Unlike us, they don’t think in acronyms like PII, ALA IFC, COPPA, or IFRT; and although children can be effective advocates with parents and caregivers, they aren’t mobilized for advocacy on a policy and legislation level yet. So how do we reach them at their developmental level? Planning a lecture on Your Privacy Rights filled with PowerPoint slides crammed full of text won’t pump up your program statistics and win you accolades from library administration. I know you’ve already thought of the attractive display of children’s books about Internet safety. But what else might work?

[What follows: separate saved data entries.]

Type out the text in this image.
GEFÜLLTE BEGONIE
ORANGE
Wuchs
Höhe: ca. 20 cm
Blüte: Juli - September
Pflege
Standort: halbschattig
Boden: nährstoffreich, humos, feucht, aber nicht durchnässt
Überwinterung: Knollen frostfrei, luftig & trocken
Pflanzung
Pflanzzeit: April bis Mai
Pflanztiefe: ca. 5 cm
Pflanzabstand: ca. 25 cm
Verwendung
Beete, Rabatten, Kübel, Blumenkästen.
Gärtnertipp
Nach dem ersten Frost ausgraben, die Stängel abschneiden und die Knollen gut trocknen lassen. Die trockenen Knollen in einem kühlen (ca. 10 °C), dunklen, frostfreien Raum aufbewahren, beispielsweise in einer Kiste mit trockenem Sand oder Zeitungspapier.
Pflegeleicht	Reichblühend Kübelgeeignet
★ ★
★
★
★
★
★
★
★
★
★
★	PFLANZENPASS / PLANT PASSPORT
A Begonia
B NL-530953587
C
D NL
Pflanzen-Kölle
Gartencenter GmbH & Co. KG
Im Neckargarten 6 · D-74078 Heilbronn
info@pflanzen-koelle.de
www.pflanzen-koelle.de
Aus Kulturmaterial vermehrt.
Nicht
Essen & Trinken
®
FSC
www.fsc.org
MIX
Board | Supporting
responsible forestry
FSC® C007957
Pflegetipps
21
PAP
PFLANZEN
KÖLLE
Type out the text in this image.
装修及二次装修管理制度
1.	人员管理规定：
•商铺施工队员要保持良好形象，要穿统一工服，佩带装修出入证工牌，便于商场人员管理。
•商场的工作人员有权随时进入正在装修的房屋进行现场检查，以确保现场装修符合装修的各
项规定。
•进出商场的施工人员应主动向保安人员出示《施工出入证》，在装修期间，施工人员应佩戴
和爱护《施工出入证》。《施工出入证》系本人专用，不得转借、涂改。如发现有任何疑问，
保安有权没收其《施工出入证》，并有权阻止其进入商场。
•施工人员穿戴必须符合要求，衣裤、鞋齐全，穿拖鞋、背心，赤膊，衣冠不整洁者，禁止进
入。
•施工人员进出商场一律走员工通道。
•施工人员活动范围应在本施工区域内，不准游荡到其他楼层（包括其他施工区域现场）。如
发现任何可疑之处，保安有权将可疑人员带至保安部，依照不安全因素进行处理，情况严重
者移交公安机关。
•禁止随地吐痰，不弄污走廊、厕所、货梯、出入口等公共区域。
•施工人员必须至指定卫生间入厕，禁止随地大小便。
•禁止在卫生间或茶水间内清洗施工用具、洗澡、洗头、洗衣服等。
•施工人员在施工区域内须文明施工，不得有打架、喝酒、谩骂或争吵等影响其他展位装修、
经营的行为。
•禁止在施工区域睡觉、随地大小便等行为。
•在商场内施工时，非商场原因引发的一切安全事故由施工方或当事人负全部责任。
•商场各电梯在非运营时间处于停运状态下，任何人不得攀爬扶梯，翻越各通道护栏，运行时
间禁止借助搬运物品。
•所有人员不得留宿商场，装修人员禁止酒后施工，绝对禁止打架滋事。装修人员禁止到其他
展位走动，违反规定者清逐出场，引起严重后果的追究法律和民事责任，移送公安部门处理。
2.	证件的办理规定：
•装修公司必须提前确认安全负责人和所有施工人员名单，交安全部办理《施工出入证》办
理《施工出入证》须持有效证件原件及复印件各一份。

- Could it be something incorporated into Story Time? Perhaps an updated folktale: Little Red Riding Hood learns not to chat with strangers who want to know information that they don’t need to know, or the story of the Three Little Pigs, including the tragic fate of the first two who shared their PII online. The first one received a package in the mail from Wolf.com and then there was nothing left of the first little pig. All that remained was a large charge on his parents’ credit card for the package. The second overcame his shyness and shared all his bad feelings and fears about wolves at school, and then was mercilessly bullied by them and came to a bad end. But the third little pig outwits the wolf by following safe and sound online practices.
- Could it be online after school gaming? There’s an online interactive version of the Three Little CyberPigs at Privacy Playground, and several games at the Federal Trade Commission’s Just for You Kids page. Games follow a brief introduction by library staff about online safety and protecting PII.
- Could it be a program parents and kids held in your computer lab that includes safe and fun places to visit, and incorporates safe practices and tells parents about the Children’s Online Privacy Protection Act and shows them the Protect Kids Online page at the Federal Trade Commission site?
Let’s hear your brainstorming idea–or even better than brainstorming, brag about the program you put on at your library! That’s the kind of brag you could take to your supervisor, and it stands a very good possibility of showing up on your next performance evaluation. Plus we’re all dying to know about finger plays and crafts that can help protect privacy.